The markers were tested with a very broad array of alfalfa plants from breeding programs, perennial Medicago species, and M. sativa subspecies. The markers successfully identified different alfalfa populations selected for salt tolerance and drought tolerance from non-selected plants (Figure 1). The markers were also used to map resistance to Aphanomyces root rot, and the results agreed with those obtained using GBS, narrowing the chromosomal region containing the genes involved in disease resistance.

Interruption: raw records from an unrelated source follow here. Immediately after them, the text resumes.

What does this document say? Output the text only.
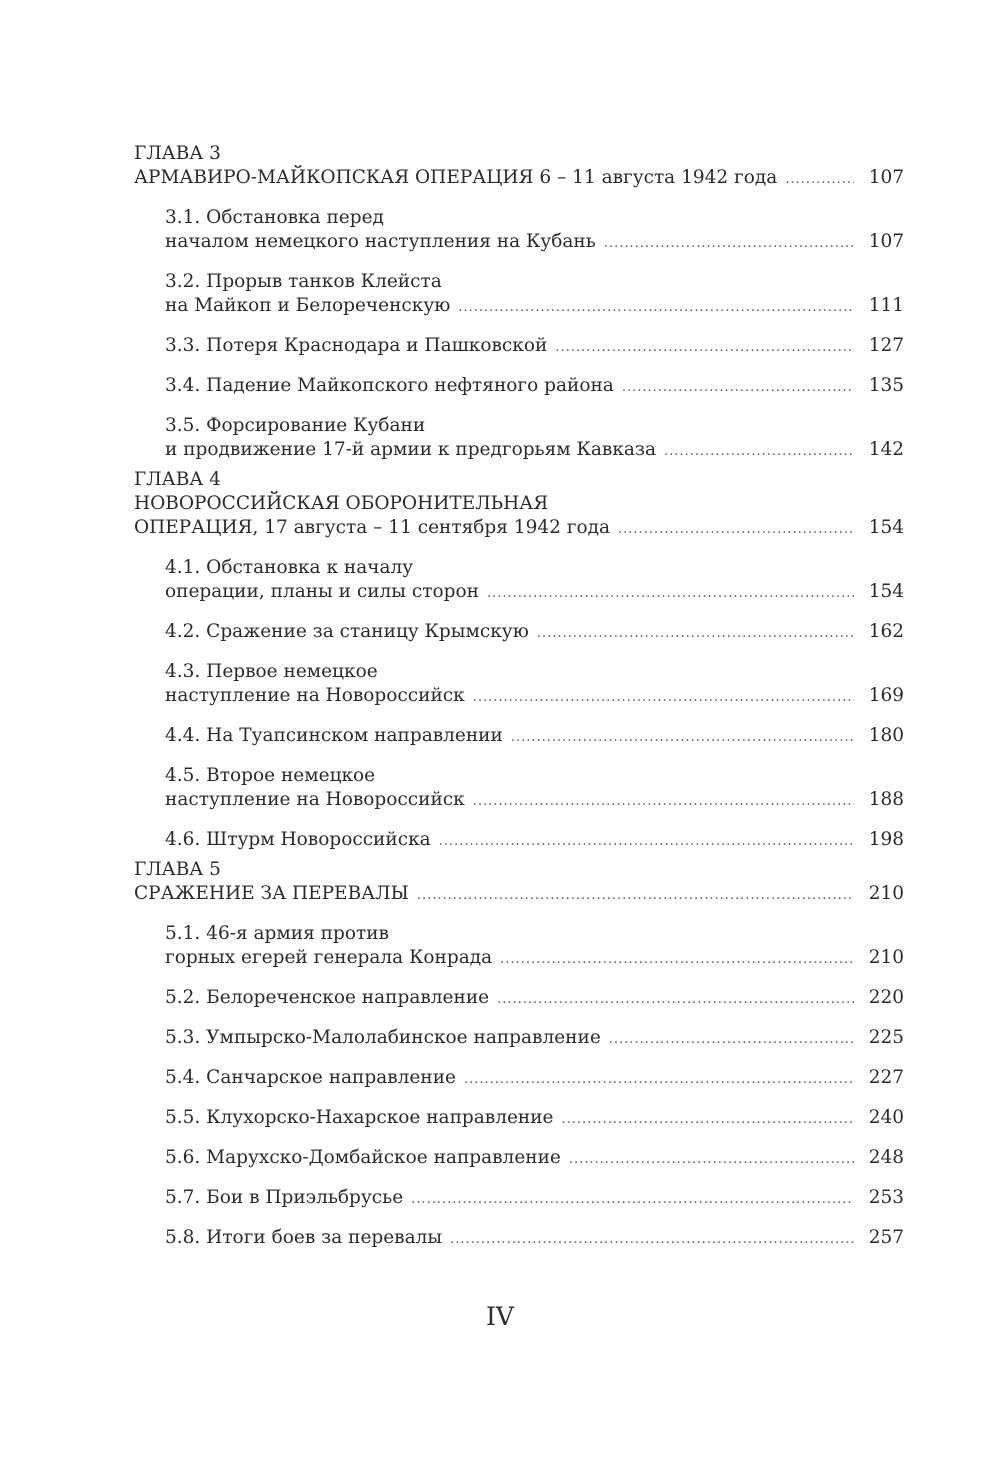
ГЛАВА 3
АРМАВИРО-МАЙКОПСКАЯ ОПЕРАЦИЯ 6 – 11 августа 1942 года .....	107
3.1. Обстановка перед
началом немецкого наступления на Кубань .....	107
3.2. Прорыв танков Клейста
на Майкоп и Белореченскую .....	111
3.3. Потеря Краснодара и Пашковской .....	127
3.4. Падение Майкопского нефтяного района .....	135
3.5. Форсирование Кубани
и продвижение 17-й армии к предгорьям Кавказа .....	142
ГЛАВА 4
НОВОРОССИЙСКАЯ ОБОРОНИТЕЛЬНАЯ
ОПЕРАЦИЯ, 17 августа – 11 сентября 1942 года .....	154
4.1. Обстановка к началу
операции, планы и силы сторон .....	154
4.2. Сражение за станицу Крымскую .....	162
4.3. Первое немецкое
наступление на Новороссийск .....	169
4.4. На Туапсинском направлении .....	180
4.5. Второе немецкое
наступление на Новороссийск .....	188
4.6. Штурм Новороссийска .....	198
ГЛАВА 5
СРАЖЕНИЕ ЗА ПЕРЕВАЛЫ .....	210
5.1. 46-я армия против
горных егерей генерала Конрада .....	210
5.2. Белореченское направление .....	220
5.3. Умпырско-Малолабинское направление .....	225
5.4. Санчарское направление .....	227
5.5. Клухорско-Нахарское направление .....	240
5.6. Марухско-Домбайское направление .....	248
5.7. Бои в Приэльбрусье .....	253
5.8. Итоги боев за перевалы .....	257
IV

To support use of the SNP markers, Breeding Insight is developing analysis tools to generate the genotypic calls and estimate marker and trait associations based on phenotyping and genotyping results. The full Alfalfa Breeder’s Toolbox will encompass alfalfa genome sequence data, SNP marker information, gene annotation and conditions under which those genes are expressed, and identification of chromosomal regions associated with specific traits. These tools will allow a breeder to select plants with the most favorable set of genes while avoiding unfavorable genes having negative impacts on desired traits such as forage yield and quality. The ability to use genomic data will shorten the response time for developing new cultivars with new traits or when new market needs emerge.

A version of this story appeared in the August 2022 edition of Forage Focus, a newsletter by the Midwest Forage Association.

Deborah A. Samac is a Research Plant Pathologist with the U.S. Department of Agriculture’s Agricultural Research Service.